I have to solve the following problem
Let $X$ be a Banach space. Prove that $x_n\rightharpoonup x$ in $X$ if and only if
- $\sup||x_n||<+\infty$
- there exists a dense subset $E'$ of $X'$ (the dual of $X$) such that $f(x_n)\rightarrow f(x)$ for all $f\in E'$.
Moreover determine what are the necessary changes to state a similar result concerning weak * convergence and prove it.
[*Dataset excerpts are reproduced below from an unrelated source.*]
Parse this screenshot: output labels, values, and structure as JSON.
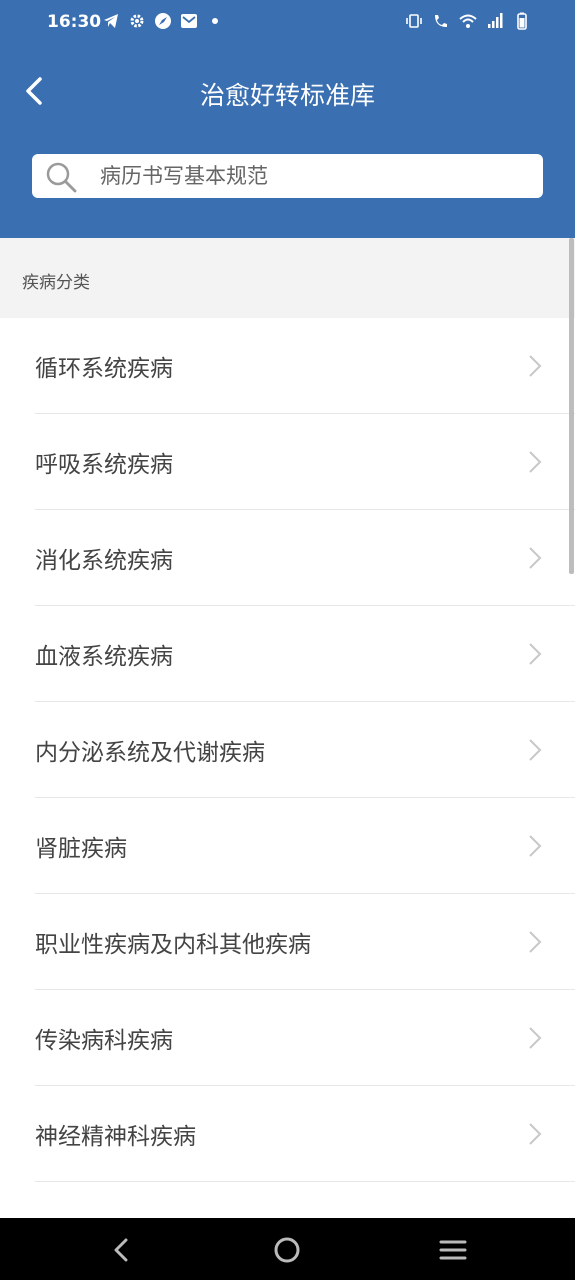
{
  "status": {
    "time": "16:30"
  },
  "header": {
    "title": "治愈好转标准库"
  },
  "search": {
    "placeholder": "病历书写基本规范"
  },
  "section": {
    "title": "疾病分类"
  },
  "categories": [
    {
      "label": "循环系统疾病"
    },
    {
      "label": "呼吸系统疾病"
    },
    {
      "label": "消化系统疾病"
    },
    {
      "label": "血液系统疾病"
    },
    {
      "label": "内分泌系统及代谢疾病"
    },
    {
      "label": "肾脏疾病"
    },
    {
      "label": "职业性疾病及内科其他疾病"
    },
    {
      "label": "传染病科疾病"
    },
    {
      "label": "神经精神科疾病"
    }
  ],
  "colors": {
    "primary": "#3a6fb1",
    "section_bg": "#f3f3f3",
    "text": "#444444"
  }
}
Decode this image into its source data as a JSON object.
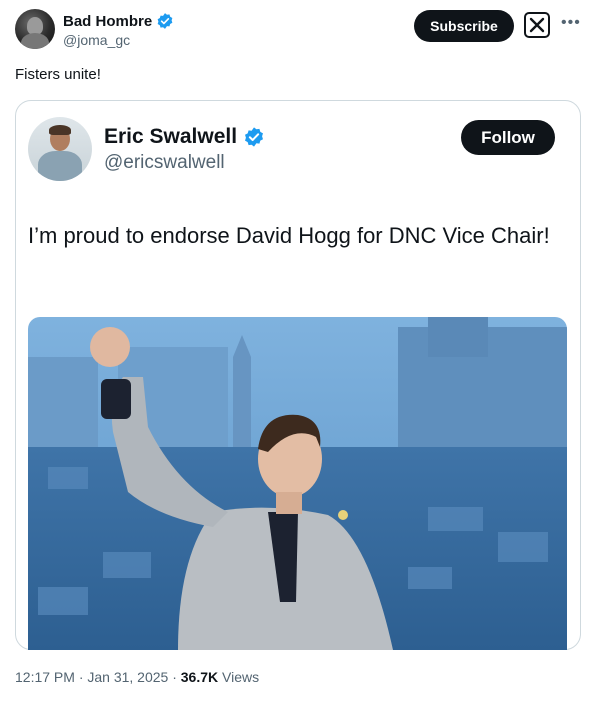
{
  "author": {
    "name": "Bad Hombre",
    "handle": "@joma_gc"
  },
  "actions": {
    "subscribe_label": "Subscribe",
    "x_logo": "x-logo-icon",
    "more_icon": "ellipsis-icon"
  },
  "post_text": "Fisters unite!",
  "quoted": {
    "name": "Eric Swalwell",
    "handle": "@ericswalwell",
    "follow_label": "Follow",
    "text": "I’m proud to endorse David Hogg for DNC Vice Chair!"
  },
  "meta": {
    "time": "12:17 PM · Jan 31, 2025 · ",
    "views_count": "36.7K",
    "views_label": " Views"
  },
  "colors": {
    "verified": "#1d9bf0",
    "text_primary": "#0f1419",
    "text_secondary": "#536471",
    "photo_tint": "#4a86bf"
  }
}
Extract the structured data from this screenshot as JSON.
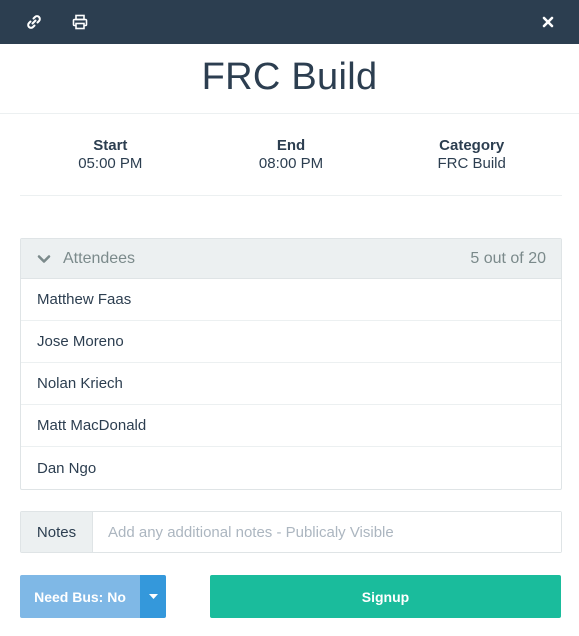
{
  "toolbar": {
    "icons": [
      "link-icon",
      "print-icon",
      "close-icon"
    ],
    "background": "#2c3e50"
  },
  "event": {
    "title": "FRC Build",
    "start_label": "Start",
    "start_value": "05:00 PM",
    "end_label": "End",
    "end_value": "08:00 PM",
    "category_label": "Category",
    "category_value": "FRC Build"
  },
  "attendees": {
    "header": "Attendees",
    "count": "5 out of 20",
    "items": [
      {
        "name": "Matthew Faas"
      },
      {
        "name": "Jose Moreno"
      },
      {
        "name": "Nolan Kriech"
      },
      {
        "name": "Matt MacDonald"
      },
      {
        "name": "Dan Ngo"
      }
    ]
  },
  "notes": {
    "label": "Notes",
    "placeholder": "Add any additional notes - Publicaly Visible",
    "value": ""
  },
  "actions": {
    "bus_label": "Need Bus: No",
    "signup_label": "Signup"
  },
  "colors": {
    "primary_dark": "#2c3e50",
    "bus_button": "#7fb8e6",
    "bus_caret": "#3498db",
    "signup_button": "#1abc9c"
  }
}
For the first part, the forward direction is easy: the first point is a consequence of Banach-Steinhaus Theorem (if $x_n$ weakly converges to $x$, then $\{||x_n||\}$ is bounded) and the second one follows by definition of weak convergence. My problem is to show the converse (must the subset $E'$ be total in $X'$?). Give me some helps!! Thanks
Let $M = \sup \|x_n\| + \|x\|$.
Select any $f \in X'$ and let $g \in E'$. Then \begin{align*}|f(x_n) - f(x)| & \le |f(x_n) - g(x_n)| + |g(x_n) - g(x)| + |g(x) - f(x)|\\ &\le 2M \|f-g\|_{X'} + |g(x_n) - g(x)|.\end{align*} Let $n \to \infty$ to conclude $$\limsup_{n \to \infty} |f(x_n) - f(x)| \le 2M \|f-g\|_{X'}.$$ Since $E'$ is dense in $X'$ the quantity on the right can be made arbitrarily small. Thus $$\limsup_{n \to \infty} |f(x_n) - f(x)| \le 0$$ which implies $f(x_n) \to f(x)$.